Par ailleurs, malgré la fin de la guerre, les relations entre l’ex colonie et sa métropole sont empruntes de malentendus. Du côté français, bien que la guerre d’Algérie ne soit reconnue qu’en 1999, quand il s’agit des anciens de l’OAS, dont la Vème République naissante avait souffert de leur chantage, la République cède sans ambages. Peu à peu, ils sont même convoités par une droite républicaine en perte de vitesse. En tout cas, c’est dans ce contexte que les parlementaires de l’UMP (Union pour la majorité présidentielle), chassant sur le terrain du FN (Front national), proposent la loi reconnaissant le rôle positif de la colonisation. « À en croire nos élus, il n’y aurait eu ni massacre, ni destruction, ni spoliation, ni torture… De même, les bienfaits de la République auraient été apportés à « cette terre » même si les sujets ne sont jamais devenus citoyens, même si l’école n’a jamais été publique et obligatoire », pointe Claude Liauzu le caractère aberrant de la loi du 23 février 2005.
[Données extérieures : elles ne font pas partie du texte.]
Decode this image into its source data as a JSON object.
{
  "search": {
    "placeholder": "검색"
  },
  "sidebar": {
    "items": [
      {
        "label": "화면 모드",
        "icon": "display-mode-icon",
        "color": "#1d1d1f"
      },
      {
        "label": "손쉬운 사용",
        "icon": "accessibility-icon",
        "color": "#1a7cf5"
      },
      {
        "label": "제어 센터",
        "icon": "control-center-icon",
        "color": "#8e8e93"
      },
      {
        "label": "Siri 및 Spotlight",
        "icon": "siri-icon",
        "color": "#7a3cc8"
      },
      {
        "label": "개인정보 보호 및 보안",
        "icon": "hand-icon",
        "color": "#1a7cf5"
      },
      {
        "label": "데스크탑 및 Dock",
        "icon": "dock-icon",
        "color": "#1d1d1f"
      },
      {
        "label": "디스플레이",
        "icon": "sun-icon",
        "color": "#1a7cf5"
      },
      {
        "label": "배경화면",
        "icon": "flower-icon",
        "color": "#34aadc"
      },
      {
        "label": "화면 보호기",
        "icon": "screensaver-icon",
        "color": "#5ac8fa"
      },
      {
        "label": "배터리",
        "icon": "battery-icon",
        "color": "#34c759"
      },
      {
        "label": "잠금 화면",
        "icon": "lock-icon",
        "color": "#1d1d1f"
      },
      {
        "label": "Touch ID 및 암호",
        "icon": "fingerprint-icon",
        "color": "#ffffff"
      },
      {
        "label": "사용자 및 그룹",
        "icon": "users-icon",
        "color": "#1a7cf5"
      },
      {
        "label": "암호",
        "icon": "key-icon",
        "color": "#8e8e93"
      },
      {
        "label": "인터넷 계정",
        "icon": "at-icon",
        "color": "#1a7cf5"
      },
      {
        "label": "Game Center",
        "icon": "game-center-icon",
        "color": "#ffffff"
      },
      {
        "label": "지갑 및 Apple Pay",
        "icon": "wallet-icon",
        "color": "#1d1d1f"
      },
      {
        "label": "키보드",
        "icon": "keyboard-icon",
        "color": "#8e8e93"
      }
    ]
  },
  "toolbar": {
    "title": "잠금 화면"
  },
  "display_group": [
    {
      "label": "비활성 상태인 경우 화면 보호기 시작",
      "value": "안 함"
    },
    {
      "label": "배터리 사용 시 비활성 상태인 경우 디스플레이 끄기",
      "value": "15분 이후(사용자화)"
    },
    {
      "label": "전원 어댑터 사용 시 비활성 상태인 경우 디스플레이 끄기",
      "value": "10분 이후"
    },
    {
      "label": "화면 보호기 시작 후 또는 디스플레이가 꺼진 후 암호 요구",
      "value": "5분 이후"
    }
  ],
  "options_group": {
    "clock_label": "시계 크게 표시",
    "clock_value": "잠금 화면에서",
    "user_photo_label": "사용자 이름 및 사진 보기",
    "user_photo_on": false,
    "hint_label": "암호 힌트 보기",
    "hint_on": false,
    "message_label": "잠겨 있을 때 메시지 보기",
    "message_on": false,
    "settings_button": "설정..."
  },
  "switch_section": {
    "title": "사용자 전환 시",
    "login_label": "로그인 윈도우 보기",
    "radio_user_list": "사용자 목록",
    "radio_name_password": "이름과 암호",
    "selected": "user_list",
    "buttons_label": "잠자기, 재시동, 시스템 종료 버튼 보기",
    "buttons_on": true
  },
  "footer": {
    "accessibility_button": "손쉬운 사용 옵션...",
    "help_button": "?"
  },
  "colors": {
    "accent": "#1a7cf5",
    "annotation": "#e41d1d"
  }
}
Finalement, il aura fallu beaucoup d’efforts pour que l’article 4 de la loi du 23 février soit abrogé. En tout cas, cela n’est possible que grâce à la mobilisation des historiens, tel que Claude Liauzu, et le bon sens de Jacques Chirac. Enfin, sans vouloir juger les députés sur leur compétence à légiférer, il est clair que le vote d’une loi injuste nuit à leur image et, par ricochet, à celle de la République. Certes, les Algériens et les Français ont besoin de connaitre la vérité, mais cela doit indubitablement se faire par les spécialistes de la question, en l’occurrence les historiens.